Dans la mesure où les faits commis par les forces de défense
israéliennes (FDI) s'apparentent à des crimes de guerre, voire à
des faits de terrorisme maritime, et dans la mesure où des
ressortissants belges en ont été victimes, le juge belge
pourrait se reconnaître compétent soit au titre de ce qu'on
appelle la compétence personnelle passive (compétence du juge à
raison d'un crime commis à l'étranger par un étranger contre un
Belge), soit au titre de la compétence universelle (compétence
du juge belge pour certains crimes de droit international quels
que soient le lieu du crime, la nationalité de l'auteur ou celle
de la victime).
Dans un cas comme dans l'autre, il y a toutefois un certain
nombre de critères à satisfaire et ce n'est qu'au terme d'un
véritable steeple-chase juridique que l'ouverture d'une
instruction pénale en Belgique est envisageable.
Voici quelques éléments du raisonnement qui devraient toutefois
être encore approfondis.
Les faits sont les suivants : il y a une semaine, des soldats
israéliens ont pris d'assaut un navire étranger en haute mer ;
ils ont commis des brutalités contre les membres d'équipage et
les passagers qui s'opposaient à cette action, les ont arrêtés
et emmenés en Israël. Il faut donc qualifier juridiquement
l'arraisonnement en haute mer, les faits de violence commis
contre les personnes à bord du navire, le détournement du navire
vers Israël et l'arrestation des personnes à bord.
1) L'attaque des FDI contre les navires ne peut se fonder sur
aucune des justifications classiques prévues pour ce type
d'action selon le droit de la mer. La Convention de Montego Bay
de 1982 (qui n'a été ratifiée ni par la Turquie ni par Israël
mais qui codifie la coutume) n'autorise un navire à arraisonner
un navire étranger en haute mer qu'en cas de piraterie, de
traite des esclaves, de droit de suite (à la suite d'une
infraction commise dans les eaux territoriales de l'Etat qui
prétend exercer ce droit) ou de contrôle de pavillon (art.
110-111). Le navire turc et la flottille de la paix n'entrant
évidemment dans aucune de ces catégories de situations, l'action
israélienne est clairement illégale.
2) L'usage de la force contre les personnes à bord des navires
ne pouvant se fonder sur aucune règle de droit apparaît, à
première vue, comme constitutif de coups et blessures
volontaires (code pénal belge, art. 398) ; l'arrestation et la
détention des personnes à bord de ces navires sont des attentats
à leur liberté individuelle (id., art. 434).
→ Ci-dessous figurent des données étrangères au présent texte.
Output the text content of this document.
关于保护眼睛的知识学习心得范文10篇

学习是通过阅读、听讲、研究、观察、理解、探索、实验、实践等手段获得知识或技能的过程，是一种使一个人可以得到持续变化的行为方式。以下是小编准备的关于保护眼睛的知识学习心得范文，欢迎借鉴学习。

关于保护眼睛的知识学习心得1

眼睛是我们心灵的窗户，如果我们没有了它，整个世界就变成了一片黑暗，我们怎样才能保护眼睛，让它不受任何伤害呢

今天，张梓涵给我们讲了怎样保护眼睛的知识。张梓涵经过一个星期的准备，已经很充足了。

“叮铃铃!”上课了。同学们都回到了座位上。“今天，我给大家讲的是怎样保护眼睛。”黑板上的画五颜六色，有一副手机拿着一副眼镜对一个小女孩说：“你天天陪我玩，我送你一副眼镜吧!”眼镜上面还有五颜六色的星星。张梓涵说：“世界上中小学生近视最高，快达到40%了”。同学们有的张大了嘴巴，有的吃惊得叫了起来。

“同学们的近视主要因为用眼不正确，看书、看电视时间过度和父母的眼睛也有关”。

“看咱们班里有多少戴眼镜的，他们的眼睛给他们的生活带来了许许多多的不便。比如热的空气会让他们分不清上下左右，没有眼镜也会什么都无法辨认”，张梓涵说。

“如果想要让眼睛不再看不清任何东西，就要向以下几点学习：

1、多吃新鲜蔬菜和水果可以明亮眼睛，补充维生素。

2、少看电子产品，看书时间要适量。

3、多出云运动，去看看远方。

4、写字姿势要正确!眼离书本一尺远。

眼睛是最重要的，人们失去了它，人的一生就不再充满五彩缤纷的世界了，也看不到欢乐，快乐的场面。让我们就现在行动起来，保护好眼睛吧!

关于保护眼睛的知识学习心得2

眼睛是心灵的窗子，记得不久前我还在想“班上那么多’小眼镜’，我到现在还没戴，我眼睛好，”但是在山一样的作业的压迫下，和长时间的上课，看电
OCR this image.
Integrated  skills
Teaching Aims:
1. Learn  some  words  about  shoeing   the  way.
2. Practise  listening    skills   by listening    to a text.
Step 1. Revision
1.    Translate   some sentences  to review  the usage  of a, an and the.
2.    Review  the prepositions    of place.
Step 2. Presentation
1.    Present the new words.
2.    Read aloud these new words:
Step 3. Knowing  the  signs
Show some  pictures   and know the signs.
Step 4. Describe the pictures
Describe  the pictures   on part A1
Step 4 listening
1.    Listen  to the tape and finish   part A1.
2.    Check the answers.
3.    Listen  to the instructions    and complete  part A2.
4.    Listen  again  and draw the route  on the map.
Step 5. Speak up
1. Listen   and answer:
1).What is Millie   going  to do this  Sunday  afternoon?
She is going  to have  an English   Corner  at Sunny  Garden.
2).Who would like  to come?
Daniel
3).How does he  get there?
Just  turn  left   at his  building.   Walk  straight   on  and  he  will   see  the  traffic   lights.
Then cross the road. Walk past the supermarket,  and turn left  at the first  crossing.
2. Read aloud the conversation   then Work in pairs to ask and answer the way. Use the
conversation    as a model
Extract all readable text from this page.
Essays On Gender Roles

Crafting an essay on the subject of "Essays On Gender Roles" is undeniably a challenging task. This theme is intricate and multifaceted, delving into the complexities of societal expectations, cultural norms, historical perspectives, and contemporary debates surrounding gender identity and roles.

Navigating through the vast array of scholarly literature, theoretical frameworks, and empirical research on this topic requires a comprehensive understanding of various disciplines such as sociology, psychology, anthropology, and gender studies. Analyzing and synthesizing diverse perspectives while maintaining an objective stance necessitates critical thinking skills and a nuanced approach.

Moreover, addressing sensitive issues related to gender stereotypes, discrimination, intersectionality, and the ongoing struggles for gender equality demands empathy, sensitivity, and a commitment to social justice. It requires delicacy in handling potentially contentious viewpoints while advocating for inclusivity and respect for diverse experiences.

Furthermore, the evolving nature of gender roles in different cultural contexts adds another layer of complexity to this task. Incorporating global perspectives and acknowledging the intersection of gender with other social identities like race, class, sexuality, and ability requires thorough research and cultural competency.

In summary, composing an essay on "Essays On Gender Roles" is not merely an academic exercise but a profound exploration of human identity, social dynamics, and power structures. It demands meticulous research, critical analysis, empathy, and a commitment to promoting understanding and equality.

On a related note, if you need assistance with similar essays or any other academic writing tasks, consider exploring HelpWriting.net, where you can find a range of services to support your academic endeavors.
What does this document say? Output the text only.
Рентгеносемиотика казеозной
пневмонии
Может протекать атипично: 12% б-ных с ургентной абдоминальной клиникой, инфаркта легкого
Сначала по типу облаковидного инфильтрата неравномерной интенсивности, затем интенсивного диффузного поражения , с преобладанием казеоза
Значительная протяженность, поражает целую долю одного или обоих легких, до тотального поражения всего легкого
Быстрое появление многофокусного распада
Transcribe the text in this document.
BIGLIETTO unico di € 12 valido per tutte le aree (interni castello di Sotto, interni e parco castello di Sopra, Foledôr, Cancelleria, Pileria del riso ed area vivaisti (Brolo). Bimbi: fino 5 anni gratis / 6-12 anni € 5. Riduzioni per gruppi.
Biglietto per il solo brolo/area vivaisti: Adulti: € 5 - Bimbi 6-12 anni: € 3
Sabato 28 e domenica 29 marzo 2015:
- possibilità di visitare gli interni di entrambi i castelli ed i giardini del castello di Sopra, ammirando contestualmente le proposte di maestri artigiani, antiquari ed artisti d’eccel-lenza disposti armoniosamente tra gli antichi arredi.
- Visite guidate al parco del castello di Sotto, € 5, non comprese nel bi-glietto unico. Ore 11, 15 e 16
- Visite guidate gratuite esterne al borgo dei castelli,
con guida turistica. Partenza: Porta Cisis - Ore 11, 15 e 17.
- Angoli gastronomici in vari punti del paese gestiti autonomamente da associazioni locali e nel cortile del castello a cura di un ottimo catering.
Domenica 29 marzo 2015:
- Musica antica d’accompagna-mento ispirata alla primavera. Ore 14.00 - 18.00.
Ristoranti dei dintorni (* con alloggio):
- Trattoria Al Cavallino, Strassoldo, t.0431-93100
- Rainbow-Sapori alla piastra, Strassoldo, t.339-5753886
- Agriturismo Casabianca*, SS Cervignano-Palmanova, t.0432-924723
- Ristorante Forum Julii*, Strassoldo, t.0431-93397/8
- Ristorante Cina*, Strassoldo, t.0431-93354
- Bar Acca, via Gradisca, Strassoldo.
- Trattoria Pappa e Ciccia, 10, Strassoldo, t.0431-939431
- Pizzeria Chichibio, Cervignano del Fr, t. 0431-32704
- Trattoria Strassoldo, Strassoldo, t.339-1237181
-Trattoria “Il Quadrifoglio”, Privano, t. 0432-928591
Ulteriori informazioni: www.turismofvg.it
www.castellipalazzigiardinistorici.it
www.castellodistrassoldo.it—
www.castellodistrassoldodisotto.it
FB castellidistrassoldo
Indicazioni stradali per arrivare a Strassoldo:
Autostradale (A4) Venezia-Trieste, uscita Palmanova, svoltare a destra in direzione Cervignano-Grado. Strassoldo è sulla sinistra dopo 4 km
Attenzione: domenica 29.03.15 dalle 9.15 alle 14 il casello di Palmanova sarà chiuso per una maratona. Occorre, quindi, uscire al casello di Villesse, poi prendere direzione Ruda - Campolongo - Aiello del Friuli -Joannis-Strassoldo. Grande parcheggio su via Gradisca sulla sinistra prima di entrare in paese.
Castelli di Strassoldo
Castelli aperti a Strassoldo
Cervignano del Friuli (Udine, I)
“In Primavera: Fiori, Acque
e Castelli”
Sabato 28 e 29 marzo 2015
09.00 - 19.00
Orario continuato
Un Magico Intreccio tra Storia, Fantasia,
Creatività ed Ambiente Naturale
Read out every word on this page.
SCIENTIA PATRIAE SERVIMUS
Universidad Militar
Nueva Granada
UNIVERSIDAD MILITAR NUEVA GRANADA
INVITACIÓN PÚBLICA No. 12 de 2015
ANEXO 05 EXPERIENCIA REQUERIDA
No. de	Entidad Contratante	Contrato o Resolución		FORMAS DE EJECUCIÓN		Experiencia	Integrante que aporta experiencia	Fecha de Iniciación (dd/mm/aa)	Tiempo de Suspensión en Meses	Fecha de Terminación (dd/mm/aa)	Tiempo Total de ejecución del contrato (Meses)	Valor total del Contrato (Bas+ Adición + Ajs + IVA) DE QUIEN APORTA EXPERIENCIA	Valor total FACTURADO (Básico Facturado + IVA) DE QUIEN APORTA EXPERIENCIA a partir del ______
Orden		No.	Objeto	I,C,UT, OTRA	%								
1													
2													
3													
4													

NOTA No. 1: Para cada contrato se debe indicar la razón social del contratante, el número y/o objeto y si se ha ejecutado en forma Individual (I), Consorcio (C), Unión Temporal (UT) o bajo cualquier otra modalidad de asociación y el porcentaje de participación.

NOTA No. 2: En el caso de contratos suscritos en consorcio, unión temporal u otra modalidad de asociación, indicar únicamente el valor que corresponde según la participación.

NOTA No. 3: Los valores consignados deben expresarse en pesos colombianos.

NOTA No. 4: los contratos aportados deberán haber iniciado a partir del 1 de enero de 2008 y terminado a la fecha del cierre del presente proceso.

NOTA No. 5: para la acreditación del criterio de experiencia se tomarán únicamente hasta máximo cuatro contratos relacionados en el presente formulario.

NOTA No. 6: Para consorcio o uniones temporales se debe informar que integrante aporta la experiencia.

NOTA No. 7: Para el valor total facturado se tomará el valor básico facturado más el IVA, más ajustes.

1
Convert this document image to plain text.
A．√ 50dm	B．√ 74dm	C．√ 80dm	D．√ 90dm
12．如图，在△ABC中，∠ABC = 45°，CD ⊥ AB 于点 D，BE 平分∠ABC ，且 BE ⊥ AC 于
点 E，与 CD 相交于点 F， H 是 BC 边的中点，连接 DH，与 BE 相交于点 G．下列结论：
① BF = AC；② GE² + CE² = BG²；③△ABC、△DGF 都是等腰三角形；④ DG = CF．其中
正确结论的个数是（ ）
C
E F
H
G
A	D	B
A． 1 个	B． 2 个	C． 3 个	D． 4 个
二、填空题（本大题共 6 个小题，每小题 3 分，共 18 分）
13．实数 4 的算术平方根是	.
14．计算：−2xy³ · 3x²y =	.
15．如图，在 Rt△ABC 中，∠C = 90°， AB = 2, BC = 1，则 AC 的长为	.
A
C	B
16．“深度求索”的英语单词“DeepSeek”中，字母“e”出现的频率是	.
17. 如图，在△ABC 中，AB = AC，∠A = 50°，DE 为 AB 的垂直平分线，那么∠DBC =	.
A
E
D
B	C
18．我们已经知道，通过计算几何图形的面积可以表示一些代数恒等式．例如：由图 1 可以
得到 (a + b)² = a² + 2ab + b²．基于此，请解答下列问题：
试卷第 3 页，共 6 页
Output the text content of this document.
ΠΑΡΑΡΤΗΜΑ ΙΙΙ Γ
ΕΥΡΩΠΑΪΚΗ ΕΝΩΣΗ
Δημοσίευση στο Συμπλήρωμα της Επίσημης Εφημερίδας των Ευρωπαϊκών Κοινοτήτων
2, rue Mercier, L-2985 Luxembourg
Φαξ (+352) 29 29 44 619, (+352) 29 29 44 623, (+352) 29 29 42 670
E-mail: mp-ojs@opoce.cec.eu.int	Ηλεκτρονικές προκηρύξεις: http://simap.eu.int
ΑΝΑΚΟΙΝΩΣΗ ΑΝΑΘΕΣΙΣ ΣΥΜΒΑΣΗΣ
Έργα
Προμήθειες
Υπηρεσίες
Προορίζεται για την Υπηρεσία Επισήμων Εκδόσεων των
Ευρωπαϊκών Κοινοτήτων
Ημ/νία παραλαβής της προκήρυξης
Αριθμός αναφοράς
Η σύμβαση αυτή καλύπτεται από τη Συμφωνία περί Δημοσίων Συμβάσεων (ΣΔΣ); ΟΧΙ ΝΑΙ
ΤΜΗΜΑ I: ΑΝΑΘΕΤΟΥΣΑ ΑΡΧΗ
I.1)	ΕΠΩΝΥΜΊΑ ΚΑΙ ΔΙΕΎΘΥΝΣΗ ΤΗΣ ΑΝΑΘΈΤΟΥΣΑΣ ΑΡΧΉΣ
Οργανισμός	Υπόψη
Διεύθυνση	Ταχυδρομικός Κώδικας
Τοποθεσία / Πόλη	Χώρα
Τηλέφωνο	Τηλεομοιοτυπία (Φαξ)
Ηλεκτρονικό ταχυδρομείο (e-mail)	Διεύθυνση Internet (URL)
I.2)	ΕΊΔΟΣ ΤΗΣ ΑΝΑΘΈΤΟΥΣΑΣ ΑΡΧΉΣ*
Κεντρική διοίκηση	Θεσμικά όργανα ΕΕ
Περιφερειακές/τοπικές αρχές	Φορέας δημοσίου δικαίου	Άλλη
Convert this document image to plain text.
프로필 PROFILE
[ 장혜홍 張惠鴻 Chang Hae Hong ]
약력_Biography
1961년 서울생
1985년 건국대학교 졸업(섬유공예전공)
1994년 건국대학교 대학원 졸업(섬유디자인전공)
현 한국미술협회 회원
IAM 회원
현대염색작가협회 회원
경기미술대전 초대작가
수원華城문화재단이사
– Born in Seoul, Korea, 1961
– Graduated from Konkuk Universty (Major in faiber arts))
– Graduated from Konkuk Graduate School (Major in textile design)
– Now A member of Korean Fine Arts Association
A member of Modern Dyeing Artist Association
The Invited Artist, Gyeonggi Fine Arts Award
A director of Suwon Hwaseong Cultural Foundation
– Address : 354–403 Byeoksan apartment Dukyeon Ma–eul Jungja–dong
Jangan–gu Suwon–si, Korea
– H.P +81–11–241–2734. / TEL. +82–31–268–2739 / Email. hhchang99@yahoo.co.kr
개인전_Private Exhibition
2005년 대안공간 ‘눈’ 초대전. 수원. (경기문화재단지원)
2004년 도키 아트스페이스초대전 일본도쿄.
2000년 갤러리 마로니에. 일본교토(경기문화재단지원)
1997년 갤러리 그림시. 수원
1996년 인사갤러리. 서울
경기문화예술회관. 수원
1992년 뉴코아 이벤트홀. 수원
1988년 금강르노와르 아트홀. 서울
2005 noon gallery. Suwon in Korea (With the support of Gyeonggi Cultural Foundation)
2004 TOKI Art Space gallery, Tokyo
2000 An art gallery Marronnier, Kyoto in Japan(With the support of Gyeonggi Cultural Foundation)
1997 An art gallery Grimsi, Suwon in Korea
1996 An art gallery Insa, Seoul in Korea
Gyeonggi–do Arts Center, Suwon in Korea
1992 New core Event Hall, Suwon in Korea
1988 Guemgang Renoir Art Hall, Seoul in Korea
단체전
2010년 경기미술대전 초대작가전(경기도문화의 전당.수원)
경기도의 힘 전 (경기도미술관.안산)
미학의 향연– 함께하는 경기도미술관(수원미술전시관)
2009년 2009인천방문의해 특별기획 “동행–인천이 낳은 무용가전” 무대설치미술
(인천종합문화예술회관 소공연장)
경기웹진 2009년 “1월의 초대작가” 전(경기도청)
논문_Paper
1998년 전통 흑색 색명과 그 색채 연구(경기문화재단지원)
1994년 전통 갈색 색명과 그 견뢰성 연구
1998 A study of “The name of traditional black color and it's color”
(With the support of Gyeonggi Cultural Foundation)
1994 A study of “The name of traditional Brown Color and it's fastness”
3) Ces faits ont été commis à l'occasion du conflit armé qui
oppose Israël à la Palestine; or ces faits s'apparentant à des
attaques contre des civils, attaques qui ont provoqué des morts
et des blessés, il est possible de qualifier ces faits de crimes
de guerre au regard de l'art. 85 , § 3, du 1er Protocole de 1977
additionnel aux Conventions de Genève de 1949; ce protocole ne
lie pas non plus Israël et la Turquie, mais tout comme la
Convention sur le droit de la mer, le Protocole codifie dans une
large mesure le droit coutumier. Tel est le cas de la
disposition incriminant les attaques contre des civils. En
outre, ces faits ont été commis contre des civils participant à
une mission humanitaire, ce qui est un crime de guerre selon le
statut de la Cour pénale internationale (art. 8, § 2, b, iii)
(qui ne lie pas davantage Israël et la Turquie ...) mais qui,
sur ce point, est encore l'expression de la coutume.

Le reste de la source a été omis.